• Notizen

Eibenschälung durch den Rothirsch im Kanton Zürich

Notiz

Martina Stoop1, Mario Guetg1, Livio Sorrenti1, Jürg Altwegg1, Samuel Wegmann1,*

1 Abteilung Wald, Zürich (CH)

Der Kanton Zürich hat mit rund 1% den höchsten Eibenanteil aller Schweizer Wälder. Einwanderende Hirsche schädigen diesen Nadelbaum durch Sommerschälung. Die kantonale Abteilung Wald hat deshalb Untersuchungen durchgeführt, um den aktuellen Zustand der Eiben, die Entwicklung der Schälschäden und die Folgen für diese Baumart zu dokumentieren. Mit groben Kunststoffnetzen, einem institutionalisierten Austausch zwischen Forst- und Jagdfachleuten und gemeinsamen Arbeitstagen sollen die Schälschäden vermindert werden.

Schweiz Z Forstwesen 176 (3): 166–167.https://doi.org/10.3188/szf.2025.0166

* Brunnenstrasse 1, CH- 8610 Uster, E-Mail samuel.wegmann@bd.zh.ch

Die Eibe ist die seltenste aller einheimischen Nadelbaumarten. 1% der Bäume in den Wäldern des Kantons Zürich sind Eiben: Das entspricht dem höchsten Anteil in der Schweiz. Insbesondere in den Wäldern rund um die Albiskette und im Zürcher Oberland (Forstkreise 3 und 4) gibt es bedeutende Eibenbestände. Der Erhalt dieser Bestände ist sowohl aus nationaler als auch aus gesamteuropäischer Sicht von hoher Bedeutung. Der Kanton Zürich unterstützt deshalb mit Beiträgen waldbauliche Eingriffe zugunsten älterer Eiben, die Pflanzung neuer Eiben sowie die erforderlichen Wildschutzmassnahmen. Die Eibe spielt in den steilen, bewaldeten Molasseabhängen des Albisgebietes sowie im Zürcher Oberland eine wichtige Rolle für die nachhaltige Schutzwirkung des Waldes.

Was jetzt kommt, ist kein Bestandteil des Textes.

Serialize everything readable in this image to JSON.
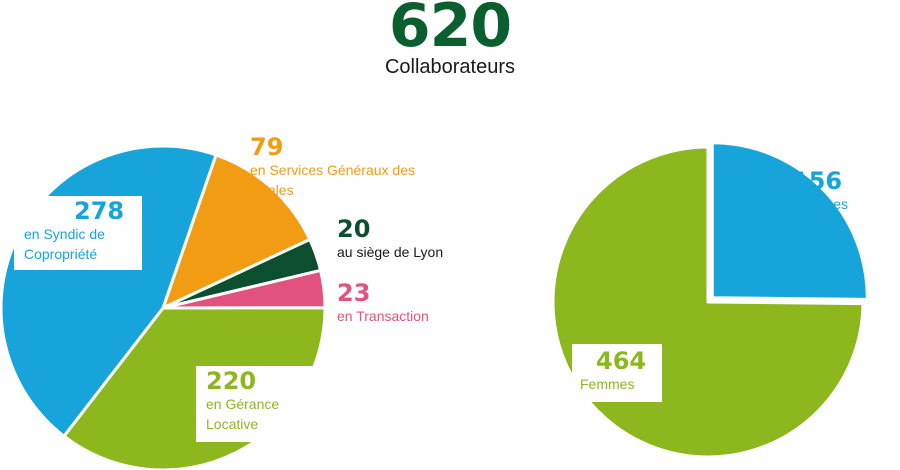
{
  "header": {
    "total": "620",
    "total_label": "Collaborateurs"
  },
  "colors": {
    "syndic": "#16a4da",
    "services": "#f29c13",
    "siege": "#0b4f2e",
    "transaction": "#e2527e",
    "gerance": "#8cb81e",
    "hommes": "#16a4da",
    "femmes": "#8cb81e"
  },
  "chart_data": [
    {
      "type": "pie",
      "slices": [
        {
          "key": "services",
          "value": 79,
          "number": "79",
          "label": "en Services Généraux des Filiales"
        },
        {
          "key": "siege",
          "value": 20,
          "number": "20",
          "label": "au siège de Lyon"
        },
        {
          "key": "transaction",
          "value": 23,
          "number": "23",
          "label": "en Transaction"
        },
        {
          "key": "gerance",
          "value": 220,
          "number": "220",
          "label": "en Gérance Locative"
        },
        {
          "key": "syndic",
          "value": 278,
          "number": "278",
          "label": "en Syndic de Copropriété"
        }
      ]
    },
    {
      "type": "pie",
      "slices": [
        {
          "key": "hommes",
          "value": 156,
          "number": "156",
          "label": "Hommes"
        },
        {
          "key": "femmes",
          "value": 464,
          "number": "464",
          "label": "Femmes"
        }
      ]
    }
  ]
}
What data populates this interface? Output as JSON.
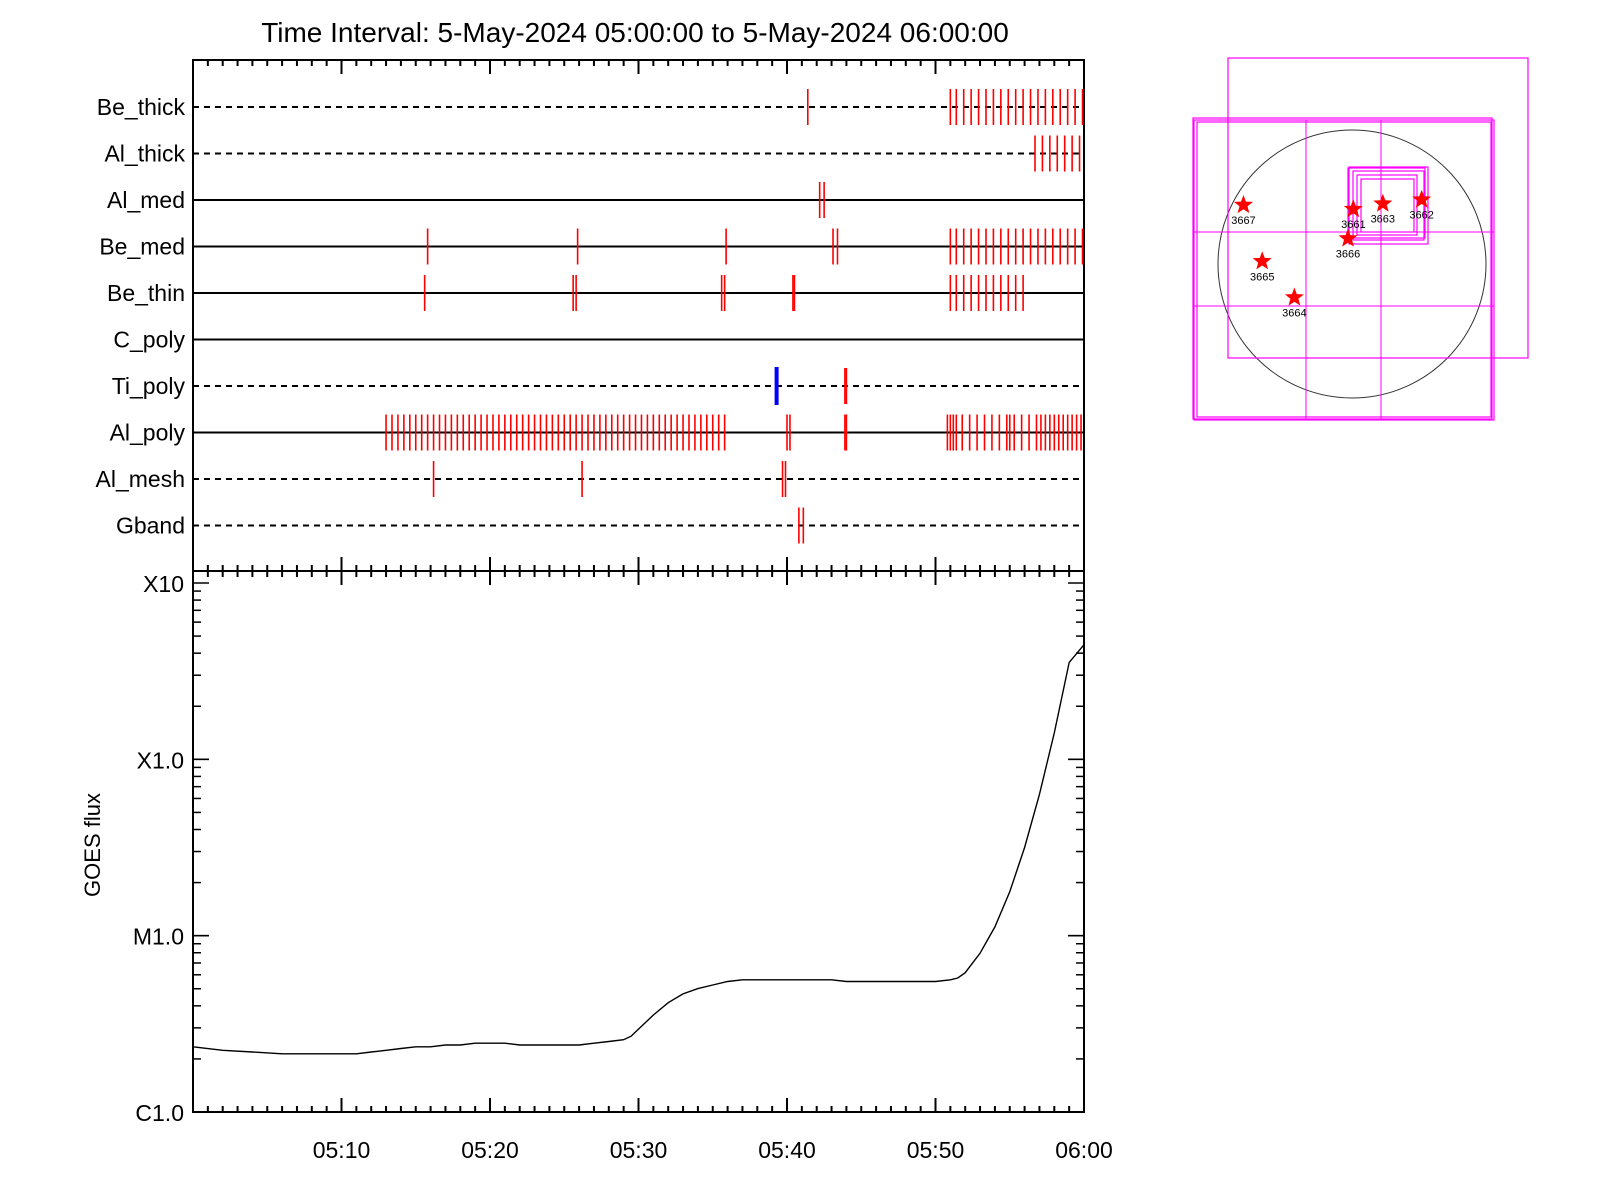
{
  "chart_data": [
    {
      "type": "event_timeline",
      "title": "Time Interval:  5-May-2024 05:00:00 to  5-May-2024 06:00:00",
      "x_unit": "minutes after 05:00",
      "xlim": [
        0,
        60
      ],
      "rows": [
        {
          "label": "Be_thick",
          "style": "dashed",
          "events": [
            41.4,
            51.0,
            51.4,
            51.9,
            52.4,
            52.9,
            53.4,
            53.9,
            54.4,
            54.9,
            55.4,
            55.9,
            56.4,
            56.9,
            57.4,
            57.9,
            58.4,
            58.9,
            59.4,
            59.9
          ]
        },
        {
          "label": "Al_thick",
          "style": "dashed",
          "events": [
            56.7,
            57.2,
            57.7,
            58.2,
            58.7,
            59.2,
            59.7
          ]
        },
        {
          "label": "Al_med",
          "style": "solid",
          "events": [
            42.2,
            42.5
          ]
        },
        {
          "label": "Be_med",
          "style": "solid",
          "events": [
            15.8,
            25.9,
            35.9,
            43.1,
            43.4,
            51.0,
            51.4,
            51.9,
            52.4,
            52.9,
            53.4,
            53.9,
            54.4,
            54.9,
            55.4,
            55.9,
            56.4,
            56.9,
            57.4,
            57.9,
            58.4,
            58.9,
            59.4,
            59.9
          ]
        },
        {
          "label": "Be_thin",
          "style": "solid",
          "events": [
            15.6,
            25.6,
            25.8,
            35.6,
            35.8,
            40.4,
            40.5,
            51.0,
            51.4,
            51.9,
            52.4,
            52.9,
            53.4,
            53.9,
            54.4,
            54.9,
            55.4,
            55.9
          ]
        },
        {
          "label": "C_poly",
          "style": "solid",
          "events": []
        },
        {
          "label": "Ti_poly",
          "style": "dashed",
          "events": [
            43.9,
            44.0
          ],
          "blue_events": [
            39.3
          ]
        },
        {
          "label": "Al_poly",
          "style": "solid",
          "events": [
            13.0,
            13.4,
            13.8,
            14.2,
            14.6,
            15.0,
            15.4,
            15.8,
            16.2,
            16.6,
            17.0,
            17.4,
            17.8,
            18.2,
            18.6,
            19.0,
            19.4,
            19.8,
            20.2,
            20.6,
            21.0,
            21.4,
            21.8,
            22.2,
            22.6,
            23.0,
            23.4,
            23.8,
            24.2,
            24.6,
            25.0,
            25.4,
            25.8,
            26.2,
            26.6,
            27.0,
            27.4,
            27.8,
            28.2,
            28.6,
            29.0,
            29.4,
            29.8,
            30.2,
            30.6,
            31.0,
            31.4,
            31.8,
            32.2,
            32.6,
            33.0,
            33.4,
            33.8,
            34.2,
            34.6,
            35.0,
            35.4,
            35.8,
            40.0,
            40.2,
            43.9,
            44.0,
            50.8,
            51.0,
            51.2,
            51.4,
            51.8,
            52.3,
            52.8,
            53.3,
            53.8,
            54.3,
            54.8,
            55.0,
            55.3,
            55.8,
            56.3,
            56.8,
            57.1,
            57.4,
            57.7,
            58.0,
            58.3,
            58.6,
            58.9,
            59.2,
            59.5,
            59.8
          ]
        },
        {
          "label": "Al_mesh",
          "style": "dashed",
          "events": [
            16.2,
            26.2,
            39.7,
            39.9
          ]
        },
        {
          "label": "Gband",
          "style": "dashed",
          "events": [
            40.8,
            41.1
          ]
        }
      ]
    },
    {
      "type": "line",
      "ylabel": "GOES flux",
      "y_scale": "log",
      "y_ticks": [
        "C1.0",
        "M1.0",
        "X1.0",
        "X10"
      ],
      "ylim": [
        "C1.0",
        "X10"
      ],
      "x_ticks": [
        "05:10",
        "05:20",
        "05:30",
        "05:40",
        "05:50",
        "06:00"
      ],
      "x_unit": "minutes after 05:00",
      "xlim": [
        0,
        60
      ],
      "y_unit": "log10 flux (W/m^2)",
      "x": [
        0,
        2,
        4,
        6,
        8,
        10,
        11,
        12,
        13,
        14,
        15,
        16,
        17,
        18,
        19,
        20,
        21,
        22,
        23,
        24,
        25,
        26,
        27,
        28,
        29,
        29.5,
        30,
        31,
        32,
        33,
        34,
        35,
        36,
        37,
        38,
        39,
        40,
        41,
        42,
        43,
        44,
        45,
        46,
        47,
        48,
        49,
        50,
        51,
        51.5,
        52,
        53,
        54,
        55,
        56,
        57,
        58,
        59,
        60
      ],
      "y": [
        -5.63,
        -5.65,
        -5.66,
        -5.67,
        -5.67,
        -5.67,
        -5.67,
        -5.66,
        -5.65,
        -5.64,
        -5.63,
        -5.63,
        -5.62,
        -5.62,
        -5.61,
        -5.61,
        -5.61,
        -5.62,
        -5.62,
        -5.62,
        -5.62,
        -5.62,
        -5.61,
        -5.6,
        -5.59,
        -5.57,
        -5.53,
        -5.45,
        -5.38,
        -5.33,
        -5.3,
        -5.28,
        -5.26,
        -5.25,
        -5.25,
        -5.25,
        -5.25,
        -5.25,
        -5.25,
        -5.25,
        -5.26,
        -5.26,
        -5.26,
        -5.26,
        -5.26,
        -5.26,
        -5.26,
        -5.25,
        -5.24,
        -5.21,
        -5.1,
        -4.95,
        -4.75,
        -4.5,
        -4.2,
        -3.85,
        -3.45,
        -3.35
      ]
    },
    {
      "type": "solar_disk_map",
      "active_regions": [
        {
          "label": "3667",
          "x": -810,
          "y": 440
        },
        {
          "label": "3665",
          "x": -670,
          "y": 20
        },
        {
          "label": "3664",
          "x": -430,
          "y": -250
        },
        {
          "label": "3666",
          "x": -30,
          "y": 190
        },
        {
          "label": "3661",
          "x": 10,
          "y": 410
        },
        {
          "label": "3663",
          "x": 230,
          "y": 450
        },
        {
          "label": "3662",
          "x": 520,
          "y": 480
        }
      ]
    }
  ],
  "colors": {
    "event": "#ff0000",
    "event_blue": "#0000ff",
    "fov_box": "#ff00ff",
    "axis": "#000000",
    "ar_star": "#ff0000"
  }
}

Aufgrund mehrerer Faktoren sind die Eibenbestände jedoch gefährdet. Zum einen verunmöglicht der starke Verbiss durch das Schalenwild eine natürliche Verjüngung. Zum anderen werden jene Eiben, die bereits einen gewissen Durchmesser erreicht haben, durch das Rotwild geschält (Abbildung 1). Dies führt bei stammumfassenden Schälschäden zum Absterben der betroffenen Eiben.

Die ersten markanten Schälschäden im Kanton Zürich entdeckten Förster 2017 im Gebiet Säuliamt/Albis. Auch Försterinnen aus dem Tössbergland machten auf solche Schäden aufmerksam. Sie hängen ursächlich mit der Einwanderung des Hirsches in den Kanton Zürich zusammen. Die Rotwildbestände sind gemäss kantonaler Fischerei- und Jagdverwaltung im Zürcher Oberland von 52 Stück in den Jahren 2009/2010 auf ca. 210 im Jahr 2024 angewachsen. Im gleichen Zeitraum stieg die Hirschpopulation im Säuliamt von 10 auf ca. 80 Tiere mit einem Maximum von 109 Tieren im Jahr 2021.

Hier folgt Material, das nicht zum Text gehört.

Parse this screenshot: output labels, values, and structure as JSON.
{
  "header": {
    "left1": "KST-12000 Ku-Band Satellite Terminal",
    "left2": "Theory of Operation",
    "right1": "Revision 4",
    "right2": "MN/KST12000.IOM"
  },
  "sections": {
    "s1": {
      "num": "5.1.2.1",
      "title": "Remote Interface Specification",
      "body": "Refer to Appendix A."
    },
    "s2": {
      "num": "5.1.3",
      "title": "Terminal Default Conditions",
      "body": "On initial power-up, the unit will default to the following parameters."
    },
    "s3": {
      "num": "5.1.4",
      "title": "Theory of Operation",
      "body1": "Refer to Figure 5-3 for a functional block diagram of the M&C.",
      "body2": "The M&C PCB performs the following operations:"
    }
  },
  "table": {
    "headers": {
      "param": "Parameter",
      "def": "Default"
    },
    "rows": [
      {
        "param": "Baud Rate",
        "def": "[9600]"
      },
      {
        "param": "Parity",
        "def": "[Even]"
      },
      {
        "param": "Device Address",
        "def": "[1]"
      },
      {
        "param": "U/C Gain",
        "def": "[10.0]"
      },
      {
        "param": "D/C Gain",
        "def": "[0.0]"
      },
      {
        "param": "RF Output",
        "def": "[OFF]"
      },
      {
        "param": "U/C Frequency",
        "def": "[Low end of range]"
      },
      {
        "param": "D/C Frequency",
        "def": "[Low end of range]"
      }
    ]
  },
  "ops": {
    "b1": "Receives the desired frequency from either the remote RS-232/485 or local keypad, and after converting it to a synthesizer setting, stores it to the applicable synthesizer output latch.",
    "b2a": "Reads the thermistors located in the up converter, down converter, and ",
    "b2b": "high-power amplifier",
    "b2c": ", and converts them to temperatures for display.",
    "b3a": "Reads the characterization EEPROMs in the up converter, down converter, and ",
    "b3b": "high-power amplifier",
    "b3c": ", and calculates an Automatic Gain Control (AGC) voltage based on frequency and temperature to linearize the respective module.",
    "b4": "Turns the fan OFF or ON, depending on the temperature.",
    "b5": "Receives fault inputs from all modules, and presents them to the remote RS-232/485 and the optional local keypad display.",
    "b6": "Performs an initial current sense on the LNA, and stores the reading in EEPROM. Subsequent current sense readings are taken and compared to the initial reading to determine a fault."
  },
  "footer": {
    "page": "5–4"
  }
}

Aufgrund der vermehrt festgestellten Schälschäden hat der Forstkreis 1 im Jahr 2018 eine Methode zur Erhebung der Eibenschälschäden entwickelt. Damit werden der Zustand und die Entwicklung der Schälschäden dokumentiert und die Folgen für die Baumart untersucht. Zudem stellt sich die Frage, wie die Eibenbestände unter den aktuellen Bedingungen erhalten werden können und welche Massnahmen die Stämme effektiv und wirtschaftlich gegen das Schälen schützen.

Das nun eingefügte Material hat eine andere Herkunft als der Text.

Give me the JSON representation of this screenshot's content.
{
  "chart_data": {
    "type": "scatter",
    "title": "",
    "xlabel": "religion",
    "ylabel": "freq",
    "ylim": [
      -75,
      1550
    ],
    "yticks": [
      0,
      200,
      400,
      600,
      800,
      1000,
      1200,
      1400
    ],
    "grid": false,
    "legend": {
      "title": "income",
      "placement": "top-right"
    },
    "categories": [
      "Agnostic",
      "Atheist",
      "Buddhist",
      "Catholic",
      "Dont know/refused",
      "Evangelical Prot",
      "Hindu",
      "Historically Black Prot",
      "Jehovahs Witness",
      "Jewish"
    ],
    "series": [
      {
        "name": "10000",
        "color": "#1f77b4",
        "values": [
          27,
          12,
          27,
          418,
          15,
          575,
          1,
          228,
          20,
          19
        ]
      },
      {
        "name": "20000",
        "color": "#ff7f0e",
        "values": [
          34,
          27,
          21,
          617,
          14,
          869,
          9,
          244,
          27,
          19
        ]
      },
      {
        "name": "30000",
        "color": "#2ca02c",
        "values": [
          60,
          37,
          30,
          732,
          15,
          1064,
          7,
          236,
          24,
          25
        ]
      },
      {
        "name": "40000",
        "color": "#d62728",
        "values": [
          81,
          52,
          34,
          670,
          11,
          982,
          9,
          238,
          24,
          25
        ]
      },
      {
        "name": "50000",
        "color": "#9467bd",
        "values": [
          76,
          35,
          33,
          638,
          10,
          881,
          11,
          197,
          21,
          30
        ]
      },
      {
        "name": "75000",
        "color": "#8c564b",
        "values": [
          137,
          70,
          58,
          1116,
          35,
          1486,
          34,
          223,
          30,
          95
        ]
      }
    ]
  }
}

Methodik der Schadenaufnahmen

Basis für die Erhebung der Eibenschälschäden bilden die Stichprobenpunkte der kantonalen Kontrollstichprobeninventur (KSP). Die Schälschäden werden für alle Stichprobenpunkte in kantonalen Eibenfördergebieten gemäss Waldentwicklungsplan 2010 erhoben. Dazu werden alle Eiben innerhalb einer Kreisfläche (Radius: 17,84 m, Fläche: 0,1 ha) auf Schälschäden untersucht. Die geschälten Eiben werden dabei anhand des verletzten Umfangs in fünf Kategorien eingeteilt (kein Schaden, 25%, 25–50%, 50–75%, >75%). Zudem wird der Zustand (lebend oder abgestorben) aller Eiben vermerkt. Auch die Schälung der Wurzelanläufe wird – bezogen auf die exponierte Fläche – auf 10% genau geschätzt.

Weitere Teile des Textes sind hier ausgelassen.